Diamond film is hailed as a new type of functional material in the 21st century. This is mainly because the diamond film has a hardness very close to that of natural diamond, high elastic modulus, low friction coefficient, extremely high thermal conductivity and high room temperature resistivity, excellent insulation and chemical stability, and high It has excellent properties such as high electrical and hole mobility and transparency in a wide range of light waves, and it has a wide range of application prospects in high-tech fields such as machinery, electrical, biomedicine, aerospace, and nuclear energy. Since the mid-1980s, in the upsurge of research and development of diamond films that swept across the globe, the excellent properties of diamond have attracted the investment of many scientific and technological workers. From 1970, Soviet scholar Deryagin et al. used chemical vapor deposition (CVD) to realize the transformation from graphite to diamond under low temperature and low pressure conditions, to the early 1980s Japanese scholar Setaka et al. initially demonstrated in the research of chemical vapor deposition of diamond films It became possible for practical applications, and substantial progress began to be made in the early 1990s.
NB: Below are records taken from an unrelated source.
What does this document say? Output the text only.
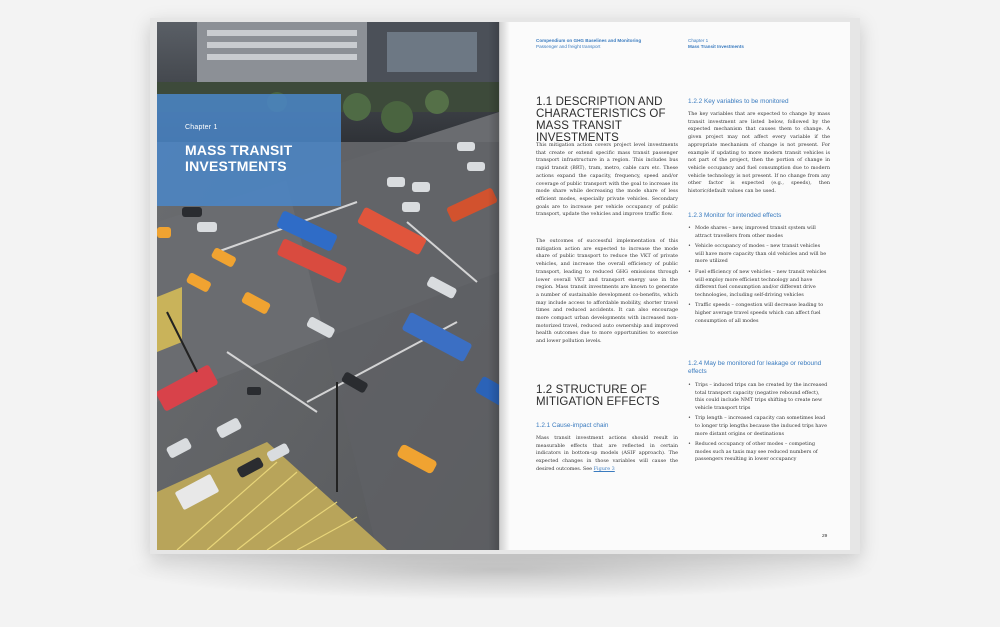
Chapter 1
MASS TRANSIT INVESTMENTS
Compendium on GHG Baselines and Monitoring
Passenger and freight transport
Chapter 1
Mass Transit Investments
1.1 DESCRIPTION AND CHARACTERISTICS OF MASS TRANSIT INVESTMENTS

This mitigation action covers project level investments that create or extend specific mass transit passenger transport infrastructure in a region. This includes bus rapid transit (BRT), tram, metro, cable cars etc. These actions expand the capacity, frequency, speed and/or coverage of public transport with the goal to increase its mode share while decreasing the mode share of less efficient modes, especially private vehicles. Secondary goals are to increase per vehicle occupancy of public transport, update the vehicles and improve traffic flow.

The outcomes of successful implementation of this mitigation action are expected to increase the mode share of public transport to reduce the VKT of private vehicles, and increase the overall efficiency of public transport, leading to reduced GHG emissions through lower overall VKT and transport energy use in the region. Mass transit investments are known to generate a number of sustainable development co-benefits, which may include access to affordable mobility, shorter travel times and reduced accidents. It can also encourage more compact urban developments with increased non-motorized travel, reduced auto ownership and improved health outcomes due to more opportunities to exercise and lower pollution levels.

1.2 STRUCTURE OF MITIGATION EFFECTS
1.2.1 Cause-impact chain

Mass transit investment actions should result in measurable effects that are reflected in certain indicators in bottom-up models (ASIF approach). The expected changes in those variables will cause the desired outcomes. See Figure 3

1.2.2 Key variables to be monitored

The key variables that are expected to change by mass transit investment are listed below, followed by the expected mechanism that causes them to change. A given project may not affect every variable if the appropriate mechanism of change is not present. For example if updating to more modern transit vehicles is not part of the project, then the portion of change in vehicle occupancy and fuel consumption due to modern vehicle technology is not present. If no change from any other factor is expected (e.g., speeds), then historic/default values can be used.

1.2.3 Monitor for intended effects
• Mode shares – new, improved transit system will attract travellers from other modes
• Vehicle occupancy of modes – new transit vehicles will have more capacity than old vehicles and will be more utilized
• Fuel efficiency of new vehicles – new transit vehicles will employ more efficient technology and have different fuel consumption and/or different drive technologies, including self-driving vehicles
• Traffic speeds – congestion will decrease leading to higher average travel speeds which can affect fuel consumption of all modes
1.2.4 May be monitored for leakage or rebound effects
• Trips – induced trips can be created by the increased total transport capacity (negative rebound effect), this could include NMT trips shifting to create new vehicle transport trips
• Trip length – increased capacity can sometimes lead to longer trip lengths because the induced trips have more distant origins or destinations
• Reduced occupancy of other modes – competing modes such as taxis may see reduced numbers of passengers resulting in lower occupancy
29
This has opened up a broader world for the further development and application of diamond film materials.
　　
　　1.2 Overview of diamond materials
　　
　　1.2.1 The structure and morphology of diamond material
　　
　　In nature, carbon exists in the allotropic form of amorphous carbon black, hexagonal lamellar graphite, and cubic diamond 3. Diamond is a typical original crystal, belonging to the equiaxed crystal system, and its crystal structure is shown in Figure 11. The diamond cubic unit cell is composed of two interpenetrating and centered cubic lattices, one of which is on the diagonal of the other centered cube, and its neighbors are formed by SP3 hybrid orbitals to form a strong bond. . In its crystal structure, the carbon has a highly symmetrical arrangement. Each carbon atom is hybridized with the SP3 bond orbital and 4 carbon atoms to form a covalent single bond, respectively pointing to the four corners of the tetramer, and each corner of the tetramer is an adjacent 4 All four bodies share. C. The covalent bond between the carbon atoms is connected, the coordination number of the carbon atoms is 4, the angle between the bonds is 109. 28", the distance between the carbon atoms and the adjacent 4 carbon atoms is equal, and the spacing is 0154450nm.
　　
　　 Diamond belongs to the centered cubic structure, and its carbon original arrangement has a high degree of symmetry. The carbon original ground state electric layer structure is IS22S22P2, and its shell layer has four electric layers. The 2S shell has only one electrified orbit, two electrified on the 2S orbit, and the white spin is opposite. The 2P shell has three tracks, namely 2Px.2PY and 2Pz. When carbon is formed into diamond, the four orbitals of 2S, 2Px.2PY and 2Pz of carbon will form four SP3 hybrid orbitals, and their symmetry axes point to the four corners of the quadrangle. Each carbon precursor uses this hybrid orbital and a carbon precursor.